A SON has told of the moment he went to say goodbye to his father after he was struck down by coronavirus.

Niel Mahoney, 28, was called to the Royal Sussex County Hospital in May to see his dying father Kalvin, 59, one last time.

But, after an induced coma lasting about two months, “warrior” Kalvin has made a miraculous recovery following one of the longest battles at the Brighton hospital.

Son Niel, who lives in Pulborough, said: “We went to say goodbye to him – one of those before death visits.

“Me and my younger brother went down to visit and had to wear a belt with a little battery in the back and full PPE.

“Then to see our father lying there, it was heartbreaking.”

A picture taken on the day shows the moment which the father and son thought would be their last.

Kalvin began experiencing a slight fever at the beginning of April and was rushed to hospital with a suspected stroke after his face began to “droop”.

“He was really careful when he went out,” Niel said.

“He was always washing door handles with bleach and was really aware.”

But Kalvin was confirmed to be covid-positive after a test and became “critical” three days later on April 6.

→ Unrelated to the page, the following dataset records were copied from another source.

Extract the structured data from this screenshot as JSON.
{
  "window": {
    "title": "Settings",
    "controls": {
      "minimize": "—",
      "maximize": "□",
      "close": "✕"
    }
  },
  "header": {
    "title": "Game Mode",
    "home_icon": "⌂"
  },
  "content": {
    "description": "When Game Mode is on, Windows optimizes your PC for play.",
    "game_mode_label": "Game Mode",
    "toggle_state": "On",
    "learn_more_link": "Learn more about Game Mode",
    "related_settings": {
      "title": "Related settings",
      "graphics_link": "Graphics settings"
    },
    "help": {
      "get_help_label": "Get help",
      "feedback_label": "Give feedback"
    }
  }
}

Niel said: “He picked up, then he went massively downhill.

“They had done a tracheotomy and he was on a ventilator, a catheter and a dialysis machine .”

It was then that a desperate decision was made to put the father into an induced coma.

It is the most severe stage on the Intensive Care Unit spectrum.

Patients are sedated and put into a medically induced coma where they will need to be intubated with a tube inserted into their windpipe.

A ventilator then breathes for them.

Niel said: “Being bed-bound for that long, he had to be turned over every 12 hours and had bed sores on his chain and chest.

“There were two months, which was a very long time, where he was not concious at all – it was just the machine keeping him alive.

“It was terrible, we were all crying.”

Kalvin continued to deteriorate and he began to suffer organ failure. The family were called in to say goodbye on May 28.

When in an induced coma, the body is supported with fluids, oxygen and drugs, which gives the body a chance of fighting off the infection.

Throughout this tumultuous time, Niel said his once-separated family was brought together.

He said: “I had not seen my dad or my dad’s side of the family for a few years, this was just such a big shock.

“We couldn’t visit and his sister, Charmaine has been amazing relaying everything.

“She would ring up the hospital every day for updates – she was the driving force.”

Data in early March from the Intensive Care National Audit and Research Centre (ICNARC) gave an indication of survival from critical care.

Of 165 patients treated in critical care in England, Wales and Northern Ireland from the end of February to mid March, 79 died, while 86 survived.

However, the average length of stay within ICU is about four or five days.

Kalvin battled the illness for about eight weeks in a critical state before he began to make a miraculous recovery.

Niel said: “There was never a point where it was like ‘hoorah, he’s better’.

“It was almost like every day there were very small improvements to his blood sugars and oxygen levels.

“Some days it was one step forward and two steps back.”

Little by little, Kalvin’s condition improved and he was taken off the ventilator last month.

He was transferred to Haywards Heath from the Royal Sussex – after one of the longest Covid stays – and is now receiving rehabilitation therapy at the Kleinworth Center.

Speaking about his father’s recovery, Niel said: “He has always been tough – he’s old school.

“We were always saying ‘he’s a fighter, he’s going to get through this’.”

The family have come forward with their story to provide support to those who are, or may face, a similar bleak situation.

He said: “I watch the news every day and you see that 47 or whatever people have died.

“Those are 47 families out there who are feeling what we could have gone through.

In a message to his father, Niel said: “We all love you and we are proud of what you have been through.

“We can’t wait to spend our future with you.”